Colombian pleads guilty to internet-based ID theft scam

A Colombian citizen pleaded guilty to a 16-count indictment involving an internet-based fraud scam intending to steal the personal information of more than 600 people.

Mario Simbaqueba Bonilla, 40, admitted in U.S. District Court in Miami to illegally installing keystroke logging software on computers in hotel business centers and internet lounges around the world. The software collected the personal information, including passwords and other personal identifying information that the victims used to access their bank, payroll, brokerage and other accounts online.

Bonilla used the data he intercepted from his victims -- mostly guests at U.S. hotels -- to steal or divert money from victims' bank, payroll and mortgage accounts into other accounts he created in the names of other victims. Then, via what the U.S. Justice Department (DOJ) called "a complex series of electronic transactions designed to cover his trail," Simbaqueba Bonilla transferred the stolen money to credit, cash or debit-card accounts and had the cards mailed to himself and others at commercial mailing addresses.

The majority of Bonilla's identity theft activity -- which he initiated from computers in Colombia -- targeted U.S. residents, including Defense Department personnel. According to the DOJ, Simbaqueba Bonilla used the stolen money to buy expensive electronics and luxury travel accommodations in various countries including Hong Kong, Turks and Caicos, France, Jamaica, Italy, Chile and the United States.
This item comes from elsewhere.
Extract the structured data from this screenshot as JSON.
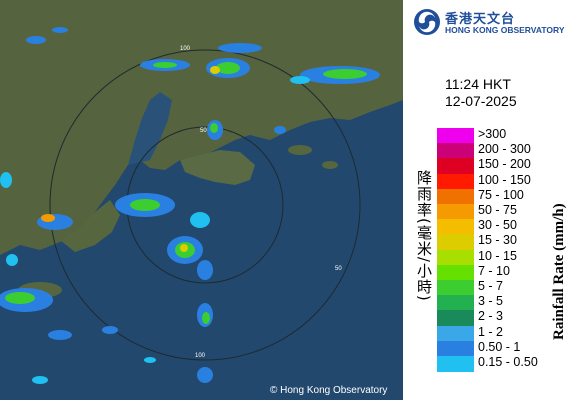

"Unfortunately, this is not an isolated case," R. Alexander Acosta, U.S. Attorney for the Southern District of Florida, said in a prepared statement. "The internet is an outstanding tool, but it is vulnerable. Criminals like Bonilla use the internet to steal our banking and personal data, and then our money. When you travel, think twice before entering personal or financial data on a public computer."

Federal agents arrested Simbaqueba Bonilla when he flew into the United States last August. The Columbian national, who flew on an airline ticket purchased with stolen funds, had a laptop purchased with stolen funds in his possession that contained the names, passwords and other personal and financial information of more than 600 people.

“It would be interesting to know if Bonilla used the unsecured, wireless, electronic transmissions of the hotel guests (unsecured wireless is often available in hotel lobbies) to also access or capture information,” R.M. Tracy, a former FBI special agent and the founder of the Privacy Trust Group, a security consultancy, told SCMagazineUS.com. “If the hotel computers were infected with keylogging programs or otherwise not effectively secured, this could have added to the problem. Why was it was mainly hotel guests who were victims? This begs more questions than it answers about what Bonilla was really doing and how he was doing it.”

“Consumers should be wary of accessing bank accounts from shared public computers that could have keystroke loggers or other malware on them,” Ed Mierzwinski, consumer program director of the U.S. Public Interest Research Group (USPRIG), a consumer advocacy organization, told SCMagazineUS.com. “Consumers should also be wary of accessing their accounts while using their own computers on unsecured Wi-Fi or other public networks.”